Back to square one on minimum wage
A year has passed since the introduction of Hong Kong's first legally binding minimum hourly rate of pay and there can be no quibbling that its effects have been positive. Surveys show the wages of about 70 per cent of low-income workers and their families have risen, leading to five to 10 per cent across-the-board increases for the general workforce. But legislation in itself is not the be-all and end-all of such a process - it has to be vigorously enforced and wage levels have to be regularly reviewed and updated. Nor should we forget that this is only the first stage of improving employment terms and conditions for all in our city.
Years of bitter negotiations between employers and workers led to the agreed rate of HK$28 an hour. The large-scale job losses and company closures predicted by bosses, especially those running small and medium-sized firms, never happened. To the contrary, there has been an increased demand for staff. Better wages and a healthy job market are not cause for complacency, though. Hong Kong will not progress, nor will the lives of its people improve, without earnings keeping pace with costs.
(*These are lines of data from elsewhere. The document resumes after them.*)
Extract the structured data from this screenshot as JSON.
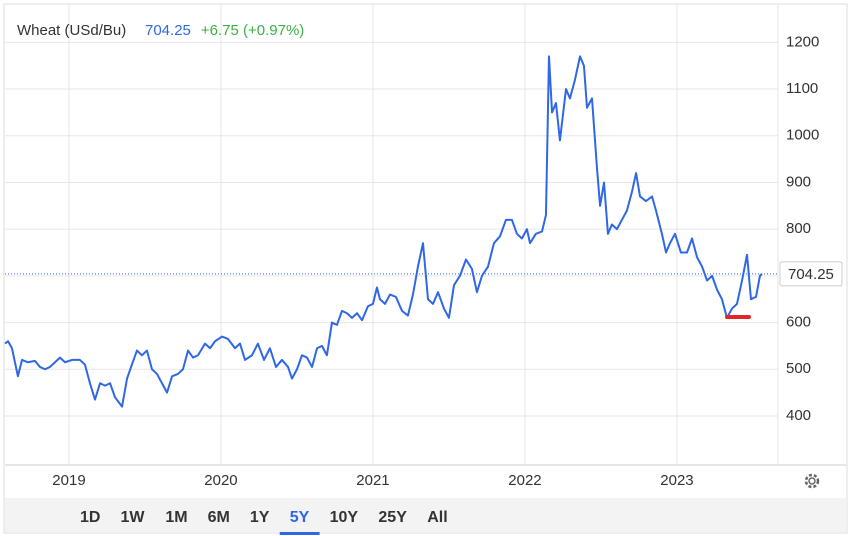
{
  "chart_data": {
    "type": "line",
    "title": "Wheat (USd/Bu)",
    "last_price": 704.25,
    "change_label": "+6.75 (+0.97%)",
    "x": [
      2018.579,
      2018.599,
      2018.625,
      2018.664,
      2018.691,
      2018.73,
      2018.776,
      2018.809,
      2018.842,
      2018.875,
      2018.908,
      2018.941,
      2018.974,
      2019.02,
      2019.072,
      2019.105,
      2019.138,
      2019.171,
      2019.204,
      2019.237,
      2019.27,
      2019.303,
      2019.349,
      2019.382,
      2019.414,
      2019.447,
      2019.48,
      2019.513,
      2019.546,
      2019.579,
      2019.612,
      2019.645,
      2019.678,
      2019.717,
      2019.75,
      2019.783,
      2019.816,
      2019.849,
      2019.895,
      2019.928,
      2019.961,
      2020.007,
      2020.046,
      2020.092,
      2020.125,
      2020.158,
      2020.204,
      2020.243,
      2020.283,
      2020.322,
      2020.362,
      2020.401,
      2020.441,
      2020.467,
      2020.5,
      2020.533,
      2020.566,
      2020.599,
      2020.632,
      2020.664,
      2020.697,
      2020.73,
      2020.763,
      2020.796,
      2020.829,
      2020.862,
      2020.895,
      2020.928,
      2020.967,
      2021.0,
      2021.026,
      2021.046,
      2021.079,
      2021.112,
      2021.151,
      2021.191,
      2021.23,
      2021.263,
      2021.296,
      2021.329,
      2021.362,
      2021.395,
      2021.428,
      2021.467,
      2021.5,
      2021.533,
      2021.572,
      2021.612,
      2021.651,
      2021.684,
      2021.717,
      2021.757,
      2021.796,
      2021.836,
      2021.875,
      2021.914,
      2021.947,
      2021.98,
      2022.013,
      2022.033,
      2022.072,
      2022.112,
      2022.138,
      2022.158,
      2022.178,
      2022.204,
      2022.23,
      2022.27,
      2022.296,
      2022.329,
      2022.362,
      2022.388,
      2022.408,
      2022.441,
      2022.474,
      2022.494,
      2022.52,
      2022.546,
      2022.572,
      2022.605,
      2022.638,
      2022.671,
      2022.704,
      2022.731,
      2022.757,
      2022.796,
      2022.836,
      2022.862,
      2022.901,
      2022.928,
      2022.954,
      2022.987,
      2023.026,
      2023.066,
      2023.099,
      2023.132,
      2023.165,
      2023.198,
      2023.231,
      2023.264,
      2023.296,
      2023.329,
      2023.362,
      2023.395,
      2023.428,
      2023.461,
      2023.487,
      2023.52,
      2023.546,
      2023.559
    ],
    "series": [
      {
        "name": "Wheat",
        "color": "#2f67e6",
        "values": [
          555,
          560,
          545,
          485,
          520,
          515,
          518,
          505,
          500,
          505,
          515,
          525,
          515,
          520,
          520,
          510,
          470,
          435,
          470,
          465,
          470,
          440,
          420,
          480,
          510,
          540,
          530,
          540,
          500,
          490,
          470,
          450,
          485,
          490,
          500,
          540,
          525,
          530,
          555,
          545,
          560,
          570,
          565,
          545,
          555,
          520,
          530,
          555,
          520,
          545,
          505,
          520,
          505,
          480,
          500,
          530,
          525,
          505,
          545,
          550,
          530,
          600,
          595,
          625,
          620,
          610,
          620,
          605,
          635,
          640,
          675,
          650,
          640,
          660,
          655,
          625,
          615,
          660,
          720,
          770,
          650,
          640,
          665,
          630,
          610,
          680,
          700,
          735,
          715,
          665,
          700,
          720,
          770,
          785,
          820,
          820,
          790,
          780,
          800,
          770,
          790,
          795,
          830,
          1170,
          1050,
          1070,
          990,
          1100,
          1080,
          1120,
          1170,
          1150,
          1060,
          1080,
          930,
          850,
          900,
          790,
          810,
          800,
          820,
          840,
          880,
          920,
          870,
          860,
          870,
          840,
          790,
          750,
          770,
          790,
          750,
          750,
          780,
          740,
          720,
          690,
          700,
          670,
          650,
          610,
          630,
          640,
          690,
          745,
          650,
          655,
          700,
          704.25
        ]
      }
    ],
    "xlim": [
      2018.579,
      2023.645
    ],
    "xticks": [
      2019,
      2020,
      2021,
      2022,
      2023
    ],
    "ylim": [
      295,
      1280
    ],
    "yticks": [
      400,
      500,
      600,
      700,
      800,
      900,
      1000,
      1100,
      1200
    ],
    "grid": true,
    "range_buttons": [
      "1D",
      "1W",
      "1M",
      "6M",
      "1Y",
      "5Y",
      "10Y",
      "25Y",
      "All"
    ],
    "active_range": "5Y"
  }
}
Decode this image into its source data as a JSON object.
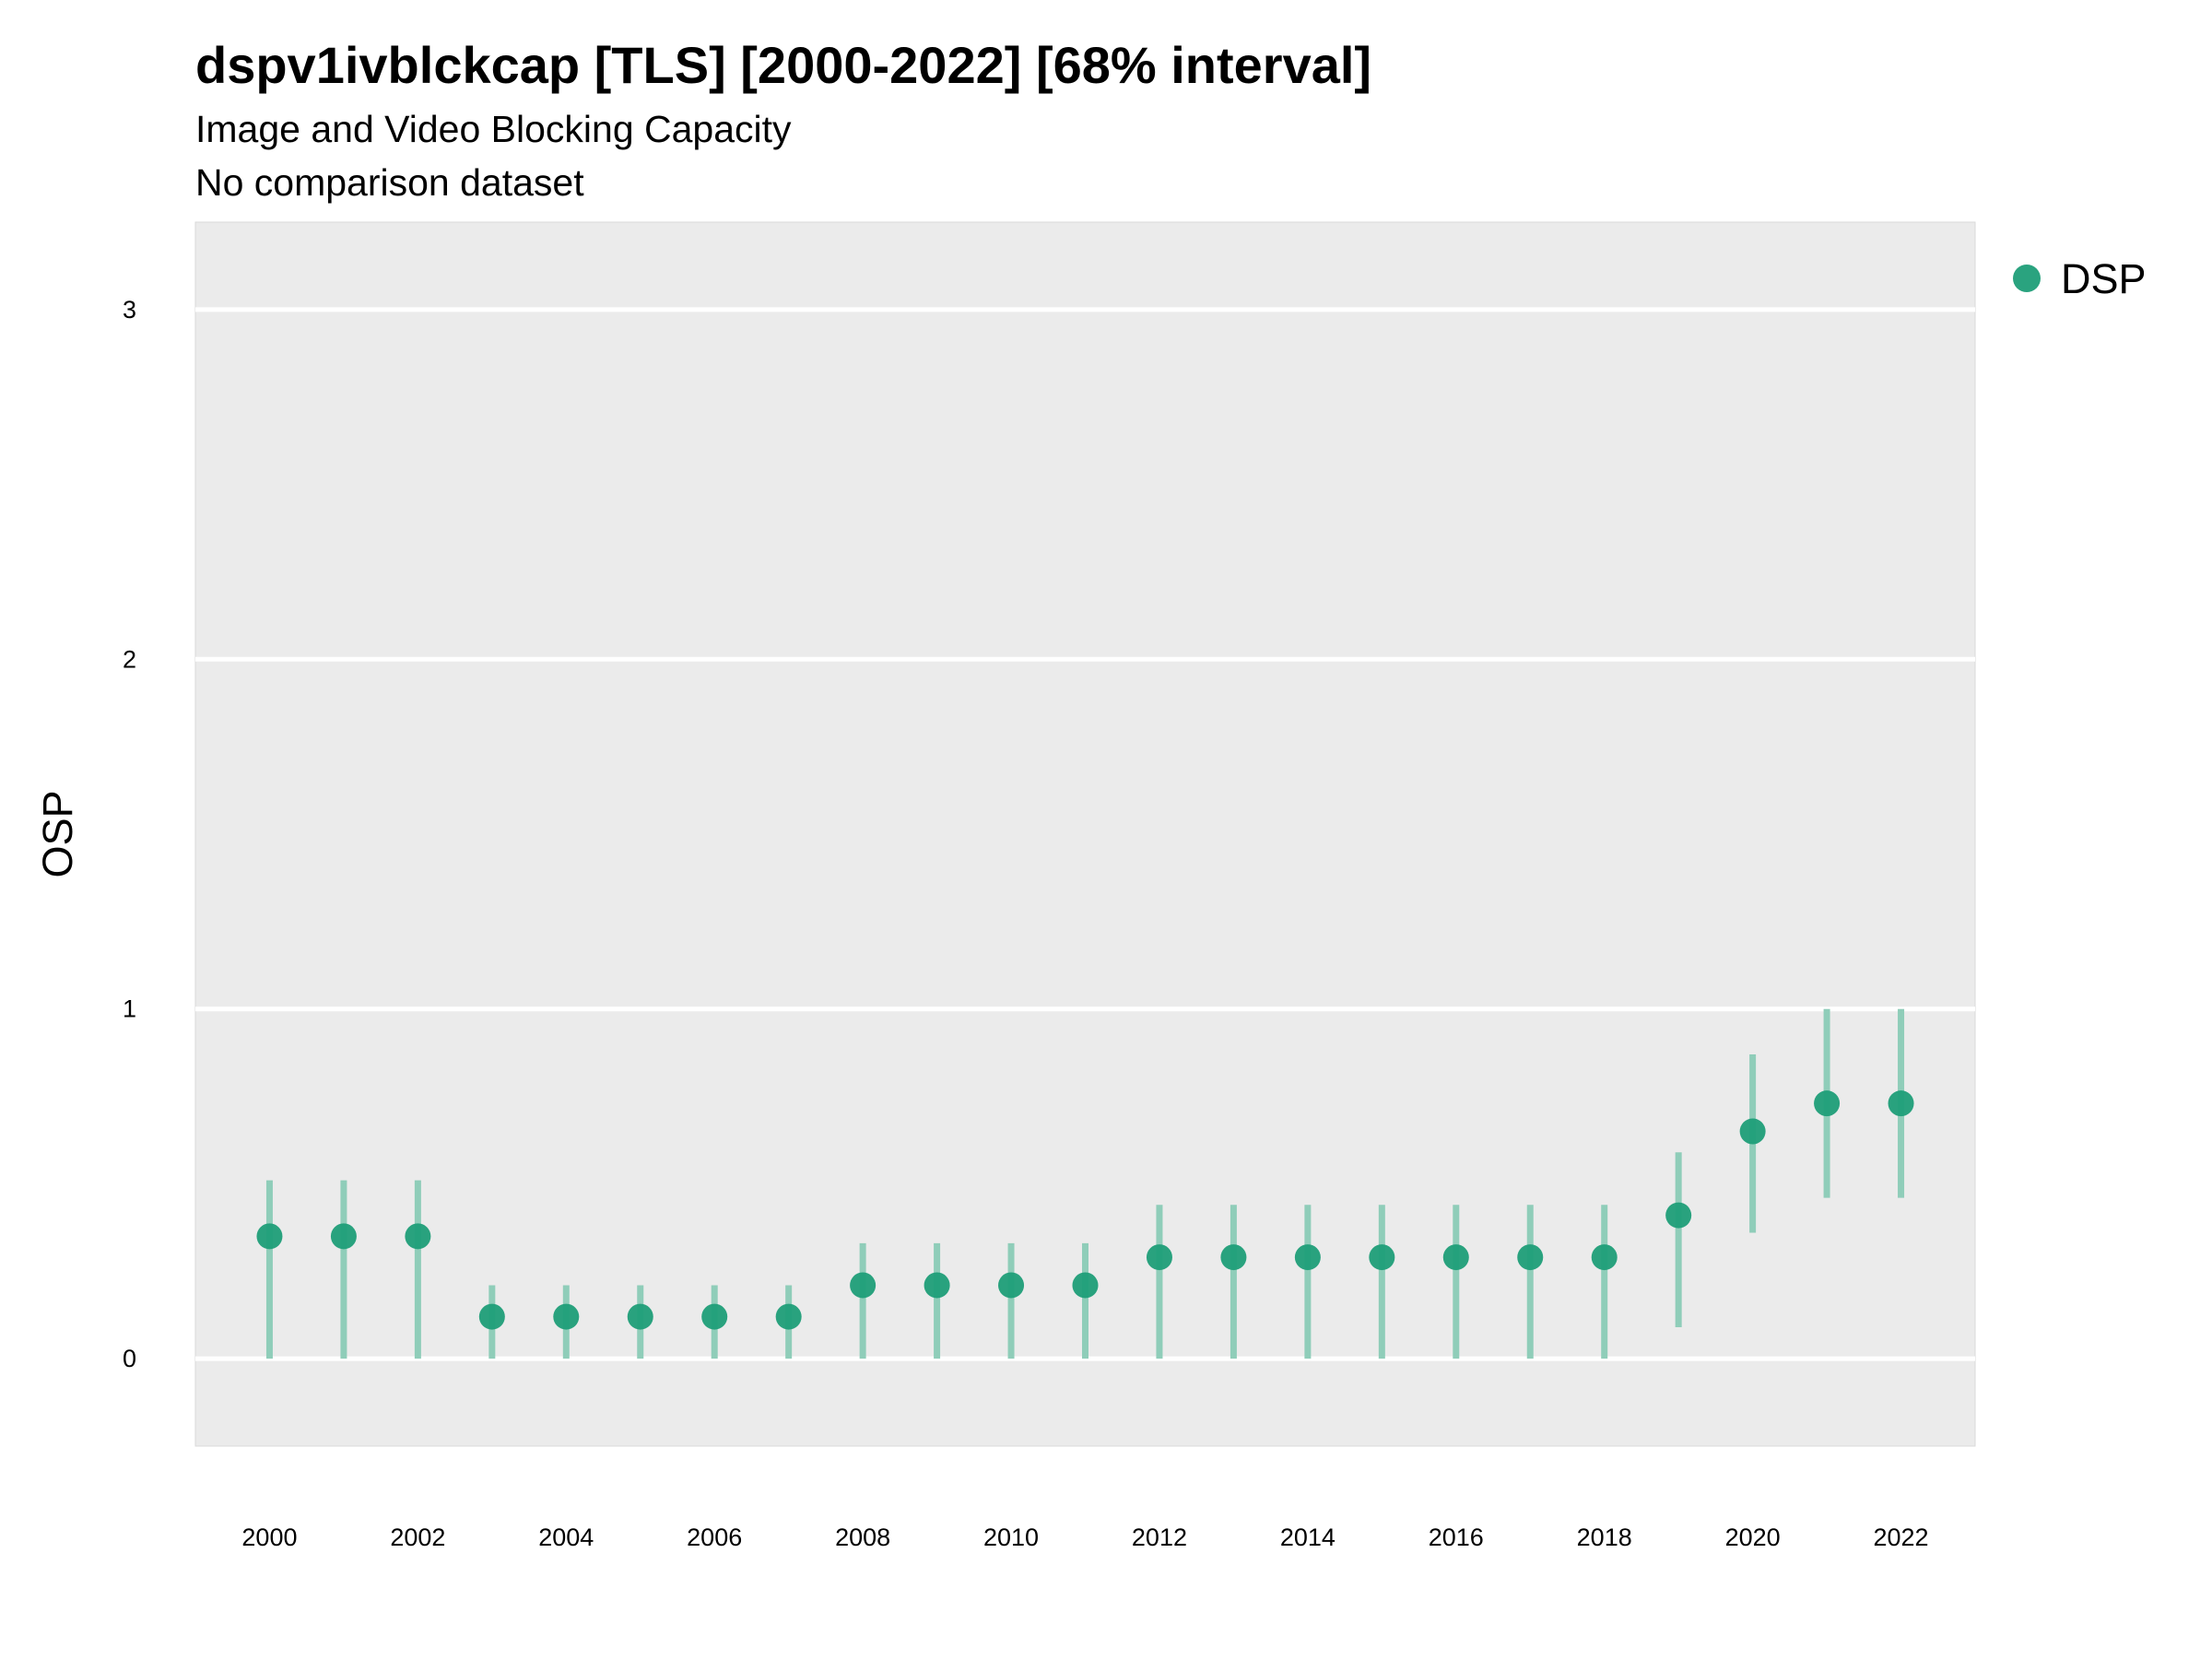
{
  "chart_data": {
    "type": "scatter",
    "title": "dspv1ivblckcap [TLS] [2000-2022] [68% interval]",
    "subtitle": "Image and Video Blocking Capacity",
    "subtitle2": "No comparison dataset",
    "xlabel": "",
    "ylabel": "OSP",
    "xlim": [
      1999,
      2023
    ],
    "ylim": [
      -0.25,
      3.25
    ],
    "x_ticks": [
      2000,
      2002,
      2004,
      2006,
      2008,
      2010,
      2012,
      2014,
      2016,
      2018,
      2020,
      2022
    ],
    "y_ticks": [
      0,
      1,
      2,
      3
    ],
    "grid": true,
    "legend_position": "top-right",
    "colors": {
      "point": "#1f9e78",
      "interval": "#8fcdb9",
      "panel": "#ebebeb",
      "gridline": "#ffffff"
    },
    "series": [
      {
        "name": "DSP",
        "x": [
          2000,
          2001,
          2002,
          2003,
          2004,
          2005,
          2006,
          2007,
          2008,
          2009,
          2010,
          2011,
          2012,
          2013,
          2014,
          2015,
          2016,
          2017,
          2018,
          2019,
          2020,
          2021,
          2022
        ],
        "y": [
          0.35,
          0.35,
          0.35,
          0.12,
          0.12,
          0.12,
          0.12,
          0.12,
          0.21,
          0.21,
          0.21,
          0.21,
          0.29,
          0.29,
          0.29,
          0.29,
          0.29,
          0.29,
          0.29,
          0.41,
          0.65,
          0.73,
          0.73
        ],
        "lower": [
          0,
          0,
          0,
          0,
          0,
          0,
          0,
          0,
          0,
          0,
          0,
          0,
          0,
          0,
          0,
          0,
          0,
          0,
          0,
          0.09,
          0.36,
          0.46,
          0.46
        ],
        "upper": [
          0.51,
          0.51,
          0.51,
          0.21,
          0.21,
          0.21,
          0.21,
          0.21,
          0.33,
          0.33,
          0.33,
          0.33,
          0.44,
          0.44,
          0.44,
          0.44,
          0.44,
          0.44,
          0.44,
          0.59,
          0.87,
          1.0,
          1.0
        ]
      }
    ]
  }
}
Despite the lessons learned, it feels as though we are back to square one as negotiations for a review gather steam. Unions and employee groups are seeking a rise in the hourly rate to between HK$33 and HK$35, while employees are again making dire warnings of company failures and lay-offs should such levels be adopted. There is certainly a limit to how much smaller firms can absorb wage increases, so striking a balance is important. It must not be done at the expense of the most vulnerable in the workforce, though - the elderly, disabled and women.
Thousands of workers continue to be underpaid. The worth of the law will be diminished unless greater effort is put into catching and punishing employers caught flouting the rules. Fair and reasonable wages have to be paid. While levels are being reviewed, we should consider moving on to the next target - maximum weekly working hours.